Hoje, Patrizia Mercolino, mãe do menino, recebeu um celular de Giorgia Meloni. O primeiro-ministro manifestou solidariedade e proximidade, confirmando que todos os esforços estão a ser feitos para encontrar um coração compatível para uma nova operação na descendência. Em Meloni, a mãe de Patrizia enfatizou sua prioridade: salvar o “pequeno guerreiro”, que lutou pela vida dois meses depois que o coração não foi aceito e que só sobreviveu graças à máquina de respiração e circulação extracorpórea. Um pensamento que se mantém vivo, que com o tempo vai prejudicando gradativamente as vísceras.

Os especialistas do Bambin Gesù de Roma, consultados para uma segunda opinião, destacaram todos os graves danos sofridos pela criança em dois meses de queda farmacológica de cabelo após a transferência fracassada. O paciente sofre de hemorragia cerebral, apresenta sintomas de falência de múltiplos órgãos (pulmões, rins e fígado), mas sofre principalmente de uma infecção não controlada, que, com a terapia imunossupressora necessária, após um possível novo transplante, corre o risco de arruinar os resultados. Madre Patrizia recebeu corajosamente esta pior notícia, esperando que ainda houvesse um desfecho e anunciando que queria pedir outra terceira opinião.

Aqui Monaldi decidiu envolver um grupo de especialistas hospitalares. Amanhã os dois Tortores Bambin Gesù de Roma estarão em Nápoles com outros três parceiros de Patavini, Bergamo e Taurino. Juntamente com os médicos de Monaldi, terão de reavaliar as condições da criança, perceber se as condições correm risco de uma nova transmissão e se podem ser implementadas terapias que atenuem as patologias concomitantes. A decisão, que se espera compreender a preocupação da família da criança, será decisiva nos rumos dos próximos passos dos médicos.

Enquanto isso, o menino resiste, seu estado – segundo o boletim médico diário – ainda é muito grave, mas estável. O Ministro da Saúde, Orazio Schillaci, e o Governador Roberto Fico também falaram sobre a sua história em Roma, recordando “o trabalho sinérgico e a colaboração institucional, para alcançar total clareza”. No âmbito da investigação, continua o trabalho dos investigadores, dirigidos pelo procurador Antonio Ricci, com o procurador Giuseppe Tittaferrante.

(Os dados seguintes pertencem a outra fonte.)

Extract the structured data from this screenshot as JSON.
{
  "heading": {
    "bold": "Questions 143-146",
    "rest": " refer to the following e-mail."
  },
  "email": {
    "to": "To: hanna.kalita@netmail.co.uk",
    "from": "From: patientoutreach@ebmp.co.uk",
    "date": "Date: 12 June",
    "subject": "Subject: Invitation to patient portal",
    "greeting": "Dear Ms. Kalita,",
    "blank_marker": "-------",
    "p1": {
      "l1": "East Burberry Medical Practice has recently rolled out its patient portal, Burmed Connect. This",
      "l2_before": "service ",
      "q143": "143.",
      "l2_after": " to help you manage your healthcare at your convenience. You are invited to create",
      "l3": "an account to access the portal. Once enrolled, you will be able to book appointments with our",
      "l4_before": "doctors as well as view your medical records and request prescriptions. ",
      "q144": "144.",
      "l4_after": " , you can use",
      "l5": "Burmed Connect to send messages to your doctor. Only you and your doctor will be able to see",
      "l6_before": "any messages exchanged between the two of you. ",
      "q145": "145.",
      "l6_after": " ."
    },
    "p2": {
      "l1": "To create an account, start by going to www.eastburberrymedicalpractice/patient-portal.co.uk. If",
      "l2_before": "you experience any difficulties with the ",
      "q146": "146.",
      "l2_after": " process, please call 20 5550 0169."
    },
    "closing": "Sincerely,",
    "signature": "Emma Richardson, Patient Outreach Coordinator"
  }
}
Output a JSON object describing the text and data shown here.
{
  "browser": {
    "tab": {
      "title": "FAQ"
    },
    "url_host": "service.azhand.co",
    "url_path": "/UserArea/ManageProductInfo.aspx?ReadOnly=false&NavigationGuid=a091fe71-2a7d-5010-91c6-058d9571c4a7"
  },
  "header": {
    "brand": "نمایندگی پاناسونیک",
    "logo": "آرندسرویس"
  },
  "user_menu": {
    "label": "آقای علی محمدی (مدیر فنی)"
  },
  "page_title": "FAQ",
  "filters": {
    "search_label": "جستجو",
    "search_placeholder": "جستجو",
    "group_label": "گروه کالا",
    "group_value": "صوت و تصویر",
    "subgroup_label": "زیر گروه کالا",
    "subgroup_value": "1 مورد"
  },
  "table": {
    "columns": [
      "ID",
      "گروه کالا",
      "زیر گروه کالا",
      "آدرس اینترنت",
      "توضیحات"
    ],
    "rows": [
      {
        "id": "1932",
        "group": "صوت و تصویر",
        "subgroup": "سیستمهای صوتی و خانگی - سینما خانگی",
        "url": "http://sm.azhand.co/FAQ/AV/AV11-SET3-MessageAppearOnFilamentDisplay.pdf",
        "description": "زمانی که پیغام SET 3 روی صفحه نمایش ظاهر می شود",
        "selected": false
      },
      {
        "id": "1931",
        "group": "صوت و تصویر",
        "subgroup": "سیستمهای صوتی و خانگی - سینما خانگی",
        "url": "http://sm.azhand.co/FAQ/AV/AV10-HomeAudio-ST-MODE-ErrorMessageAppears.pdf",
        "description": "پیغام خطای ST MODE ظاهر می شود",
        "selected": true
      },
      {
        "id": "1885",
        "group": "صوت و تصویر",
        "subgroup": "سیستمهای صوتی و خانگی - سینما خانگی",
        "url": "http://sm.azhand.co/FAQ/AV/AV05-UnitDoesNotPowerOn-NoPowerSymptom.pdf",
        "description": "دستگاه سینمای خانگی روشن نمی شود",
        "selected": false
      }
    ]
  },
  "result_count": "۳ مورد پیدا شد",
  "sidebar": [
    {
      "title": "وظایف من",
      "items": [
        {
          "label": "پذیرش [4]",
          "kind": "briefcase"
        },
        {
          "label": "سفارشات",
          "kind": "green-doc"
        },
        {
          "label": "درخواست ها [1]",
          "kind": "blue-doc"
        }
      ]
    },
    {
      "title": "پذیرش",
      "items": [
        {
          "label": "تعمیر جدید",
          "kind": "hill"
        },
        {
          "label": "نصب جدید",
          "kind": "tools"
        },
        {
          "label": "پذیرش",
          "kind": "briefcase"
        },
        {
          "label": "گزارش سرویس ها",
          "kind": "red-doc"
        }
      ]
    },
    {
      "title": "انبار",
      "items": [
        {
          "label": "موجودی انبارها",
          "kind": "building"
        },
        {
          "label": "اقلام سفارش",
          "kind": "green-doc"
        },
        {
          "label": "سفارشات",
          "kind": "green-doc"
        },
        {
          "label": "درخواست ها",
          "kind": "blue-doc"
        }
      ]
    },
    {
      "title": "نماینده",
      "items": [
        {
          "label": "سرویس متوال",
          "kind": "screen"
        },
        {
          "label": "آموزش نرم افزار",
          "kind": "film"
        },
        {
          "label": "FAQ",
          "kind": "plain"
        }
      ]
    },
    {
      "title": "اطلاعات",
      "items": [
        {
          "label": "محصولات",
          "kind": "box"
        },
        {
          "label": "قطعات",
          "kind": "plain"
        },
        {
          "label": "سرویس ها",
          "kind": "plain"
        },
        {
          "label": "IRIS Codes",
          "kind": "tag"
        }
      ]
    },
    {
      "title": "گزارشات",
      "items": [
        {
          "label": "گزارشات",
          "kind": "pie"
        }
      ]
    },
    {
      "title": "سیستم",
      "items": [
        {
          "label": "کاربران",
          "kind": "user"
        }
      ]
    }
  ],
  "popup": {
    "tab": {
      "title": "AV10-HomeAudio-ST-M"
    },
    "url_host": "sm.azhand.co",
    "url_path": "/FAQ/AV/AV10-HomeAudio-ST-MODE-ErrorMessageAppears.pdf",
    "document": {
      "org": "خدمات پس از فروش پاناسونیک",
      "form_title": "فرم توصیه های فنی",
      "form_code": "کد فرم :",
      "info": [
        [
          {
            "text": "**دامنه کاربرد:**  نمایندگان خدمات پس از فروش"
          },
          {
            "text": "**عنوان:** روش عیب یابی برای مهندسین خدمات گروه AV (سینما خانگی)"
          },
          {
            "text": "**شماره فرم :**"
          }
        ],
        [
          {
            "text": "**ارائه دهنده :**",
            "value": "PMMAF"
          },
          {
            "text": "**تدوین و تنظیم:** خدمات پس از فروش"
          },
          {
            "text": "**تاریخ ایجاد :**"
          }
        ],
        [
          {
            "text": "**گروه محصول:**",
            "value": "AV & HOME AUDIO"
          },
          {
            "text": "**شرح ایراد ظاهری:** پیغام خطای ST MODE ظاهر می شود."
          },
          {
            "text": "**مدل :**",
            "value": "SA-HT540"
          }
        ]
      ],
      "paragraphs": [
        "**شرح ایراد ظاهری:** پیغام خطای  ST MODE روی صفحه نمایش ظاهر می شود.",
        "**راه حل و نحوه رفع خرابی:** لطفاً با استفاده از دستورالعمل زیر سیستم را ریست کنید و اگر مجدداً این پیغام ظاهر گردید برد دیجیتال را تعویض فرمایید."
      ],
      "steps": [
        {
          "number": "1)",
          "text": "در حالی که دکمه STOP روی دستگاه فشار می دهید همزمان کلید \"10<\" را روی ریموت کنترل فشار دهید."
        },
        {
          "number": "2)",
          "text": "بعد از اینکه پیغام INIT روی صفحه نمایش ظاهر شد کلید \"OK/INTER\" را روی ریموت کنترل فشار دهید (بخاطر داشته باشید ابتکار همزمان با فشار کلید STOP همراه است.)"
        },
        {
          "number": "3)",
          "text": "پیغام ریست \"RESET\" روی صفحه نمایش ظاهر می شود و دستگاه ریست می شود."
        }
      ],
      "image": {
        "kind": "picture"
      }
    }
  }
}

A atenção dos investigadores centra-se, entre outras coisas, no contentor utilizado para o transporte: se tivesse sido utilizada uma das modernas caixas tecnológicas da Monaldi, o sistema de detecção e controlo de temperatura do frio excessivo (provavelmente devido à utilização de gelo seco de uso tradicional) para não estragar o coração.

Ontem, o cardiologista que atendeu o menino e que pediu demissão seis dias após a operação foi ouvido sobre sua posição como chefe do pós-operatório, obtido pelo Ministério Público como pessoa informada sobre o assunto. Nos próximos dias, serão ouvidos outros sobre os factos conhecidos, bem como suspeitos, apenas seis, membros de duas equipas napolitanas: uma que expõem e outra que trazem para transplantar. O número aumentará se os supostos serviços também forem identificados em Bolzano.